In the evening, when it was time for the performance to begin, I went down to the steamboat-landing just the same. The fat lady with the shining black eyes sat there selling tickets; the people crowded about the entrance, some had already begun to stream in; the big flag which served as a door was constantly being drawn aside to let people in, and at every chance I peeked behind the flag. To think that I wasn't going to get in to-night! Suppose I ran home and asked Father very nicely for a ticket; perhaps there was still time.
"Won't you have a ticket?" asked the black-eyed lady. She said she remembered me from the evening before when I had been so delighted.
"No, I have no money," said I, and my whole face grew red. It really was embarrassing, but since she asked me I had to tell the truth.
"If you will stand there by the door and take the tickets, you may come in and look on," she said.
Wouldn't I! Just the thing for me! Not even a cat should slip in without a ticket. I was very strict at the door and pushed away the sailors who wanted to force themselves in. I was terribly clever, the lady said.

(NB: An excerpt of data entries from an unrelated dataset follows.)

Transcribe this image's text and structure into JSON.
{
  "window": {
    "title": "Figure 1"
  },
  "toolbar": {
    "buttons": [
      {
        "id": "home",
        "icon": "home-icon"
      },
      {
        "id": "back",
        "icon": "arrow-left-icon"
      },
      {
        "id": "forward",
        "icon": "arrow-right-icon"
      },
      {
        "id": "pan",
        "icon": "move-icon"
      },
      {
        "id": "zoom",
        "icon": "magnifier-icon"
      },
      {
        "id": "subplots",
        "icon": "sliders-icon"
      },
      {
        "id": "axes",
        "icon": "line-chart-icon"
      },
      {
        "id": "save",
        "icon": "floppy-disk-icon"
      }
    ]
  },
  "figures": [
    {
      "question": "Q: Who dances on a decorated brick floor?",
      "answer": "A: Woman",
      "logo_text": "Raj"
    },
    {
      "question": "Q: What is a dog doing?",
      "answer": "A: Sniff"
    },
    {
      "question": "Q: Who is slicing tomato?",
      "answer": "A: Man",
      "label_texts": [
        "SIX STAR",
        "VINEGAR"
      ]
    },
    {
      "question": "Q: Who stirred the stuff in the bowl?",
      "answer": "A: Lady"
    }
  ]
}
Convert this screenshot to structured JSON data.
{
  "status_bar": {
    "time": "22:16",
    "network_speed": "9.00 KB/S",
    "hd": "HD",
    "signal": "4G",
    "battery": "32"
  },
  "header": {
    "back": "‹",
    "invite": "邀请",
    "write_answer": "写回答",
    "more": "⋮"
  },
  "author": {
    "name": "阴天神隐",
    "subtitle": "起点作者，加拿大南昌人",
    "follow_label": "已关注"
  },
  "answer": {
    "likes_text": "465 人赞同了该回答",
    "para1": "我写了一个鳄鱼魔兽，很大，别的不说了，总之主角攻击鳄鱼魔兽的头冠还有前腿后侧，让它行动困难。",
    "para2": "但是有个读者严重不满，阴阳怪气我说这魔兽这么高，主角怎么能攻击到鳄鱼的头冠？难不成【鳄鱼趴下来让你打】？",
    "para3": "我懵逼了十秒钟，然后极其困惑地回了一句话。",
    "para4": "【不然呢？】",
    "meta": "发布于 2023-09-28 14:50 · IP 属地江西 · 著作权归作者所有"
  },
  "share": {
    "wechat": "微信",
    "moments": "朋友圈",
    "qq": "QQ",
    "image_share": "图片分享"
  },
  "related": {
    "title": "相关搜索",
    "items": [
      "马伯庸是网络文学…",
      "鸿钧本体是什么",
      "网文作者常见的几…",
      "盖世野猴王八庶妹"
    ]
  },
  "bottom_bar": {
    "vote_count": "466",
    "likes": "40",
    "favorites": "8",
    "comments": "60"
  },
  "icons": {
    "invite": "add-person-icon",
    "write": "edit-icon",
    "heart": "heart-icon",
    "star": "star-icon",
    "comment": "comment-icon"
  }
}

And so I went in again, and enjoyed it just as much as I had the evening before. I was tremendously proud of having earned my ticket, for in that way it was as if I were taken at once right into the circus troupe. Every single night they performed I would take the tickets—yet no one in the whole town would know that Inger Johanne meant to go away with the circus. I would wait till the very last day it was in town before I asked the fat dark lady, who was the director's wife, if I might go. Of course I knew her now.
And I must say good-bye to Father and Mother and my brothers and sister, or I couldn't bear it. I wouldn't stay away forever, no, far from it, only a little while, until I was a perfectly splendid performer.
All at once it occurred to me that I ought to practise a little on horseback before I offered myself to the circus troupe. I ought at least to know what it was like to sit on a horse.
There certainly couldn't be any better opportunity than there was now, when our whole barn was full of horses. But I must take Karsten into my confidence; he would have to help me to climb through a hole in the back of the barn, for the grooms always fastened the barn door when they went away. At noon there was never any one up there, so I planned to crawl in then and practice getting on and off of a horse. Yes, I would stand up on him too,—on one leg—stretch out my arms, and throw kisses as they do at the circus.
"Karsten," said I the next day, "what should you say if I became a circus-rider?"